What are the Risks of Investing in Art?
High net worth individuals are spending more than ever on arts and antiques. In the first half of 2021, the average art investor spent $242,000 on the art market, a 42% jump from 2020. But these days, art investing isn’t just for the rich. Look around at some recent headlines and you’ll see just how valuable artwork can be.
Art has become a popular alternative investment because its value isn’t tied to the stock market. While it’s true that there’s no direct connection, there is however an indirect relationship. When the stock market is soaring, investors have more disposable income. In turn, there’s an increase in the purchase of art and other collectibles.
On the other hand, when the stock market isn’t doing so well, investors have less disposable income. This has a negative impact on the art market.
As art becomes a more popular alternative investment for those seeking long-term appreciation, it’s important to remember that it’s like any other investment. There are all sorts of risks and expenses to be aware of.
The art market can be a black box
There’s a wealth of information when it comes to trading assets like stocks, bonds, currencies, and commodities. That’s the benefit that the public markets offer. However, the same can’t be said for art. While there is some information available, there’s very limited in-depth data as these transactions are typically private sales. This makes it hard to know whether you’re making a sound investment or what the overall interest level in the market might be.
Aside from the lack of information, it can also be hard to find comparables (comps) when considering an art investment. If a comparable piece of art appraised at $15,000, it doesn’t necessarily mean that the one you own will appraise for the same amount. There’s a lot that goes into valuing art, including the condition, whether it’s an original, rarity, and so on.
The art market is fickle
Like music and fashion trends, art goes in and out of style. The market has different cycles and trends, many of which are extremely hard to predict. Artists that are in high demand now may lose their appeal within a matter of months. In turn, the value of their work quickly plummets.
Even the most prominent artists and artwork have value shifts. This is why it’s important to thoroughly research the art market. However, there isn’t enough research to know what art will be in high demand years or even months from now.
Be aware that each purchase you make carries unpredictable risk. Your investment could pay off, or it could backfire.
Counterfeits are a real concern
In today’s world, the risk of counterfeit art has never been more real. The collectible market is flooded with counterfeit items, and unless you’re well versed in the nuances, it’s all too easy to fall into this trap.
While the risk is high, there are some ways to avoid getting duped, including:
- Examining the certificate of authenticity
- Studying the artist’s style and signature
- Research the edition number
- Smell the canvas (fraudsters love to use black tea to create an “aged” look)
- Check the materials (ie. what’s used should match the time in which the art was created)

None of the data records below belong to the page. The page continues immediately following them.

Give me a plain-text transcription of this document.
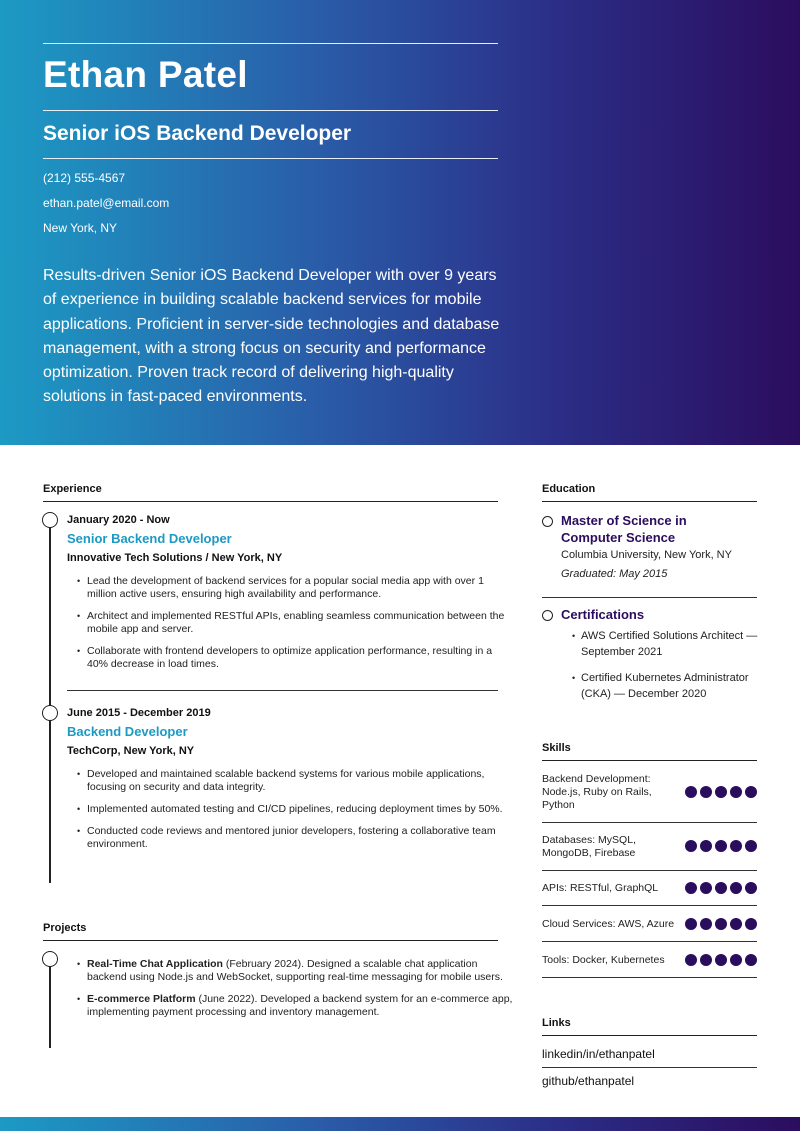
Ethan Patel
Senior iOS Backend Developer
(212) 555-4567
ethan.patel@email.com
New York, NY
Results-driven Senior iOS Backend Developer with over 9 years of experience in building scalable backend services for mobile applications. Proficient in server-side technologies and database management, with a strong focus on security and performance optimization. Proven track record of delivering high-quality solutions in fast-paced environments.
Experience
January 2020 - Now
Senior Backend Developer
Innovative Tech Solutions / New York, NY
• Lead the development of backend services for a popular social media app with over 1 million active users, ensuring high availability and performance.
• Architect and implemented RESTful APIs, enabling seamless communication between the mobile app and server.
• Collaborate with frontend developers to optimize application performance, resulting in a 40% decrease in load times.
June 2015 - December 2019
Backend Developer
TechCorp, New York, NY
• Developed and maintained scalable backend systems for various mobile applications, focusing on security and data integrity.
• Implemented automated testing and CI/CD pipelines, reducing deployment times by 50%.
• Conducted code reviews and mentored junior developers, fostering a collaborative team environment.
Projects
• Real-Time Chat Application (February 2024). Designed a scalable chat application backend using Node.js and WebSocket, supporting real-time messaging for mobile users.
• E-commerce Platform (June 2022). Developed a backend system for an e-commerce app, implementing payment processing and inventory management.
Education
Master of Science in Computer Science
Columbia University, New York, NY
Graduated: May 2015
Certifications
• AWS Certified Solutions Architect — September 2021
• Certified Kubernetes Administrator (CKA) — December 2020
Skills
Backend Development: Node.js, Ruby on Rails, Python
Databases: MySQL, MongoDB, Firebase
APIs: RESTful, GraphQL
Cloud Services: AWS, Azure
Tools: Docker, Kubernetes
Links
linkedin/in/ethanpatel
github/ethanpatel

- Avoid “one-time” special sales
Counterfeits are everywhere, so it’s important to take every precaution possible. If you’re unsure about a piece of art or if you want peace of mind before buying, consult with an art dealer or a well-known art investor.
Storing art isn’t cheap
Art is a long-term investment. You buy art and then wait for the value to rise for years and years. In the meantime, you can’t simply hang the artwork on your walls. Instead, it must be properly stored to preserve its condition.
There are several environmental factors that can damage artwork and reduce its value. This includes things like sunlight, humidity, dust, heat, and cold.
To protect your art, it should be stored in a specialized facility that maintains the perfect storing environment. But be aware that these facilities, such as freeports, come at a high cost. Some collectors pay thousands of dollars each month to store their art in a climate-controlled environment.
Insurance is a consideration
Being diligent about how and where you store your artwork is important. But, just because it’s being kept in specialized storage doesn’t mean that it’s safe. There’s always the risk of accidents, damage, and theft.
To best protect your investment, you’ll need to insure each piece of art that you purchase. The cost of art insurance is dependent on several factors, including:
- Type of art
- Price/value of the art
- Collection size
- How and where it’s being stored
On average, you can expect to pay $1 for every $1,000 the art is worth. So if you have a painting that’s projected to be worth $200,000, you’ll pay around $200 each year for insurance.
When you’re ready to sell your artwork, be prepared to pay capital gains tax. However, unlike other investments, you don’t make money by investing in collectibles. You only benefit monetarily once the art is sold. And even then, you’re banking on the art appreciating. If it doesn’t sell, or if it sells at a lower price than what you paid, you’ll be at a loss.
As alternative investing becomes more popular, there’s a growing investor interest around the art markets. While investing in art can be lucrative, there are no guarantees. Be aware of the many risks associated with art investing before deciding it if is the best option for you.